Accountability is an important part of New Zealand’s climate change response. Accountability promotes certainty and action. Under the Zero Carbon Act, the Minister will be legally required to meet targets and complete other duties. This means the Minister can be held to account in court.

What are the Minister’s legal responsibilities?

The Minister’s main legal duties in the Zero Carbon Act are to meet targets and prepare a plan. These duties are listed in more detail here:

Set targets: The Minister must set five year emission targets (‘carbon budgets’) which are consistnt with the long-term targets.

Prepare policy plans – The Minister must:

  • Prepare policies that will reduce emissions and meet the targets.
  • Prepare a National Climate Risk Assessment and an Adaptation Programme.

Meet the targets: The Minister is responsible for meeting carbon budgets and the long-term targets by carrying out the policy plan.

Act with integrity: The Minister must meet the targets and prepare plans in a way which gives effect to Te Tiriti o Waitangi and other Zero Carbon Act principles.

Be transparent: The Minister must comply with the Act’s transparency duties.
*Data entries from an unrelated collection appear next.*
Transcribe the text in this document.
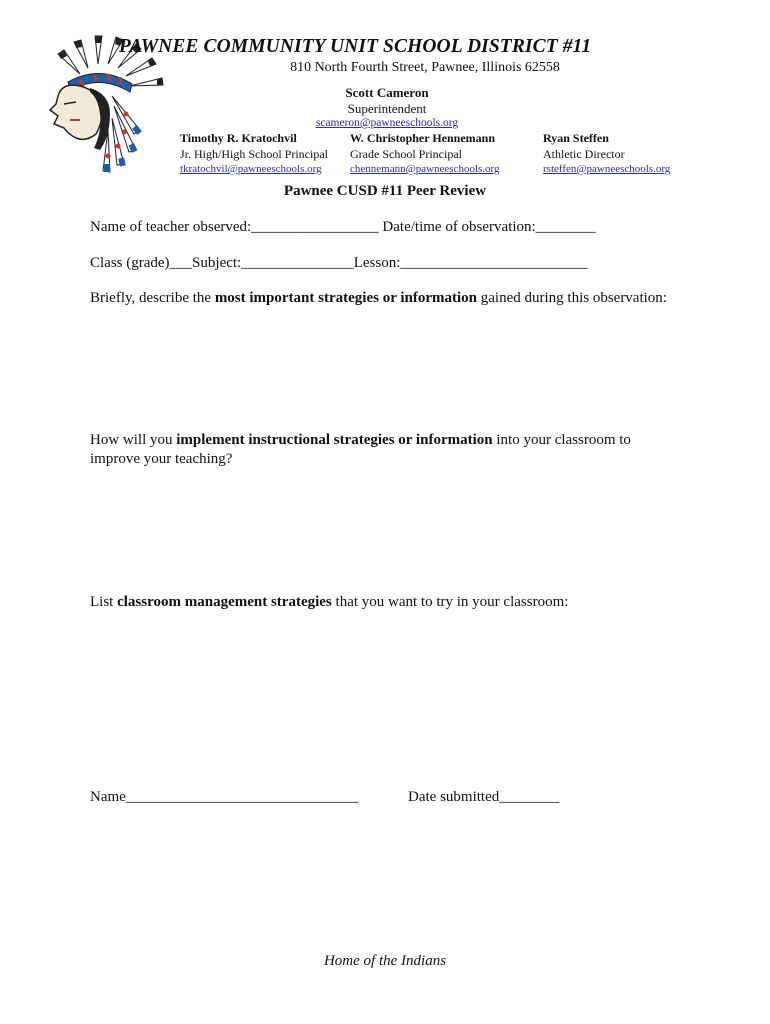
PAWNEE COMMUNITY UNIT SCHOOL DISTRICT #11
810 North Fourth Street, Pawnee, Illinois 62558
Scott Cameron
Superintendent
scameron@pawneeschools.org
Timothy R. Kratochvil
Jr. High/High School Principal
tkratochvil@pawneeschools.org
W. Christopher Hennemann
Grade School Principal
chennemann@pawneeschools.org
Ryan Steffen
Athletic Director
rsteffen@pawneeschools.org
Pawnee CUSD #11 Peer Review
Name of teacher observed:_________________ Date/time of observation:________
Class (grade)___Subject:_______________Lesson:_________________________
Briefly, describe the most important strategies or information gained during this observation:
How will you implement instructional strategies or information into your classroom to
improve your teaching?
List classroom management strategies that you want to try in your classroom:
Name_______________________________	Date submitted________
Home of the Indians
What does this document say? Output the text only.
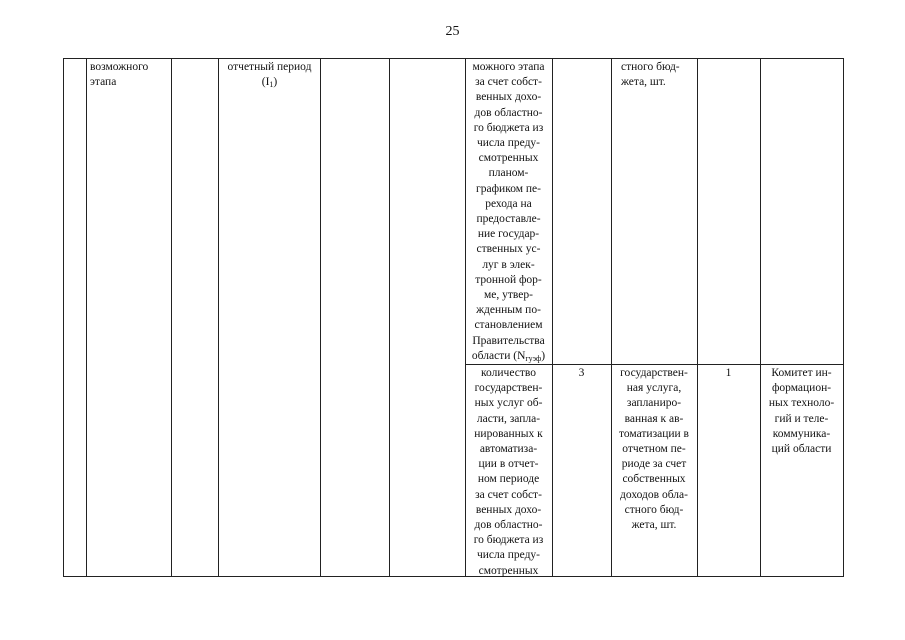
25
возможного
этапа
отчетный период
$(I_1)$
можного этапа
за счет собст-
венных дохо-
дов областно-
го бюджета из
числа преду-
смотренных
планом-
графиком пе-
рехода на
предоставле-
ние государ-
ственных ус-
луг в элек-
тронной фор-
ме, утвер-
жденным по-
становлением
Правительства
области $(N_{гуэф})$
стного бюд-
жета, шт.
количество
государствен-
ных услуг об-
ласти, запла-
нированных к
автоматиза-
ции в отчет-
ном периоде
за счет собст-
венных дохо-
дов областно-
го бюджета из
числа преду-
смотренных
3	государствен-
ная услуга,
запланиро-
ванная к ав-
томатизации в
отчетном пе-
риоде за счет
собственных
доходов обла-
стного бюд-
жета, шт.
1	Комитет ин-
формацион-
ных техноло-
гий и теле-
коммуника-
ций области
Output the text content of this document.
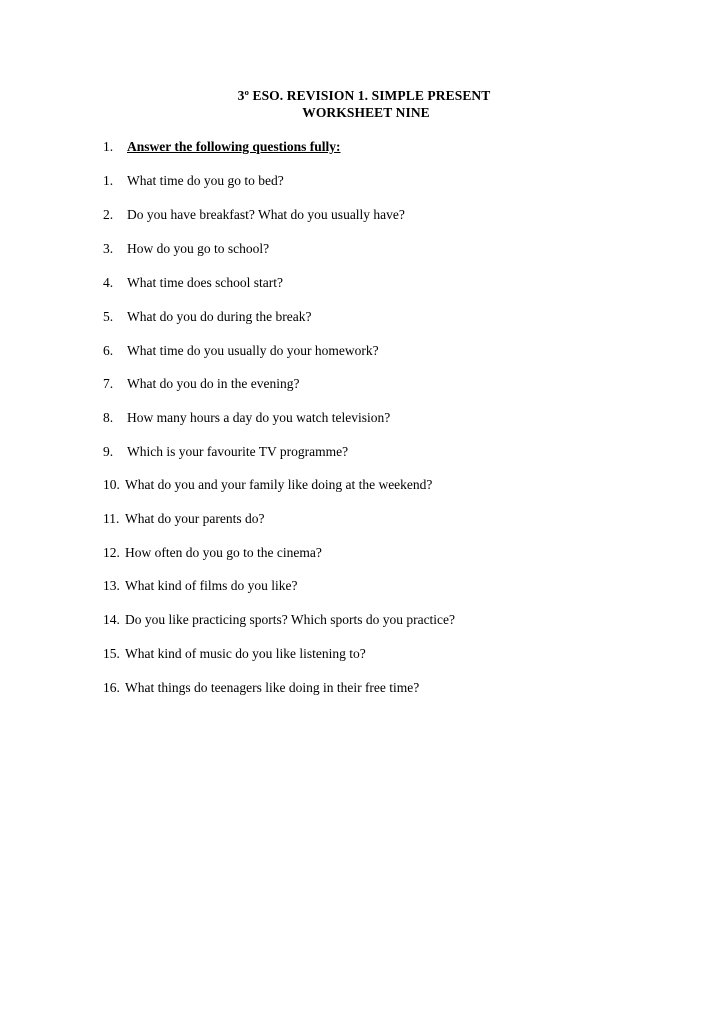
3º ESO. REVISION 1. SIMPLE PRESENT
WORKSHEET NINE
1. Answer the following questions fully:
1. What time do you go to bed?
2. Do you have breakfast? What do you usually have?
3. How do you go to school?
4. What time does school start?
5. What do you do during the break?
6. What time do you usually do your homework?
7. What do you do in the evening?
8. How many hours a day do you watch television?
9. Which is your favourite TV programme?
10. What do you and your family like doing at the weekend?
11. What do your parents do?
12. How often do you go to the cinema?
13. What kind of films do you like?
14. Do you like practicing sports? Which sports do you practice?
15. What kind of music do you like listening to?
16. What things do teenagers like doing in their free time?
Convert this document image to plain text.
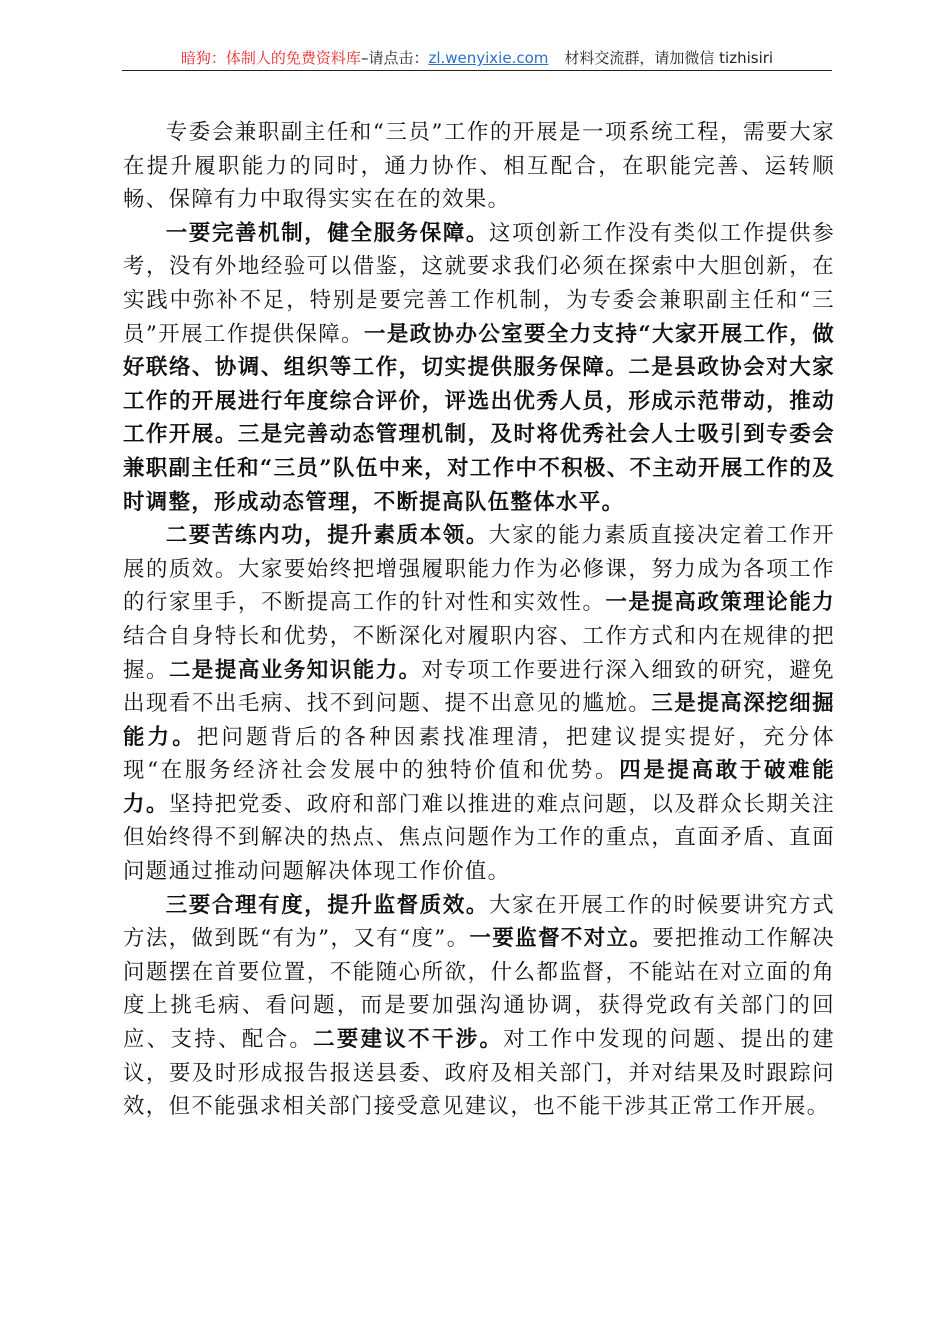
暗狗：体制人的免费资料库–请点击：zl.wenyixie.com 材料交流群，请加微信 tizhisiri

专委会兼职副主任和“三员”工作的开展是一项系统工程，需要大家在提升履职能力的同时，通力协作、相互配合，在职能完善、运转顺畅、保障有力中取得实实在在的效果。

一要完善机制，健全服务保障。这项创新工作没有类似工作提供参考，没有外地经验可以借鉴，这就要求我们必须在探索中大胆创新，在实践中弥补不足，特别是要完善工作机制，为专委会兼职副主任和“三员”开展工作提供保障。一是政协办公室要全力支持“大家开展工作，做好联络、协调、组织等工作，切实提供服务保障。二是县政协会对大家工作的开展进行年度综合评价，评选出优秀人员，形成示范带动，推动工作开展。三是完善动态管理机制，及时将优秀社会人士吸引到专委会兼职副主任和“三员”队伍中来，对工作中不积极、不主动开展工作的及时调整，形成动态管理，不断提高队伍整体水平。

二要苦练内功，提升素质本领。大家的能力素质直接决定着工作开展的质效。大家要始终把增强履职能力作为必修课，努力成为各项工作的行家里手，不断提高工作的针对性和实效性。一是提高政策理论能力结合自身特长和优势，不断深化对履职内容、工作方式和内在规律的把握。二是提高业务知识能力。对专项工作要进行深入细致的研究，避免出现看不出毛病、找不到问题、提不出意见的尴尬。三是提高深挖细掘能力。把问题背后的各种因素找准理清，把建议提实提好，充分体现“在服务经济社会发展中的独特价值和优势。四是提高敢于破难能力。坚持把党委、政府和部门难以推进的难点问题，以及群众长期关注但始终得不到解决的热点、焦点问题作为工作的重点，直面矛盾、直面问题通过推动问题解决体现工作价值。

三要合理有度，提升监督质效。大家在开展工作的时候要讲究方式方法，做到既“有为”，又有“度”。一要监督不对立。要把推动工作解决问题摆在首要位置，不能随心所欲，什么都监督，不能站在对立面的角度上挑毛病、看问题，而是要加强沟通协调，获得党政有关部门的回应、支持、配合。二要建议不干涉。对工作中发现的问题、提出的建议，要及时形成报告报送县委、政府及相关部门，并对结果及时跟踪问效，但不能强求相关部门接受意见建议，也不能干涉其正常工作开展。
These include releasing annual emissions statements, responding to the Climate Commission’s advice, and reporting on New Zealand’s international contributions.

Holding the Minister to account

If the Minister breaches a legal duty in the Zero Carbon Act, any New Zealand citizen will be able to hold them to account through a process called judicial review.

Judicial review is when a court reviews an act of government, such as a decision by a Minister. If the decision is found to be in breach of the law, the court can make orders to remedy the situation. The Zero Carbon Act will clearly describe who can bring a judicial review claim against the Government, and what orders a court can make.

Climate change is the biggest issue facing current and future generations. If not addressed, the effects of climate change will impact all New Zealanders. In these circumstances, it is appropriate that every New Zealand citizen can take the Government to court and enforce the legal requirements of the Zero Carbon Act. This right is known as ‘open standing’.

If a judicial review is successful, the Zero Carbon Act will allow a court to make orders including:

  • A declaration: The court can formally declare that the Minister breached their legal duty under the Zero Carbon Act.
  • Rejecting the decision: The court can rule that the Minister’s decision is in breach of the Zero Carbon Act and needs to be made again.
  • Ordering the Minister to act: The court can order the Minister to make a decision, or do an action, to meet the legal duties in the Zero Carbon Act.

These are powerful orders. For example, if the Minister sets a carbon budget which is inconsistent with the Act’s zero carbon 2050 target, the court can rule that this decision is invalid and needs to be made again. Similarly, if the Minister fails to prepare a policy plan to meet a future carbon budget, the court can order the Minister to introduce policies which will put New Zealand back on track towards a zero carbon future.

The Zero Carbon Act will not prescribe how the Government must meet its targets, or which specific policies must be used. The court similarly cannot order the Government to introduce a particular policy. It may only order the Government to fulfil its legal duties under the Act by setting budgets and making a plan.

Transparency and political accountability

Legal accountability is not the only form of accountability. New Zealanders can also hold politicians to account by voting them out of government.

The Zero Carbon Act’s accountability framework is closely related to the Act’s transparency requirements. Transparency creates legal and political accountability by promoting public engagement and democratic oversight. Transparency allows New Zealanders to understand what the Government doing about climate change, and vote accordingly.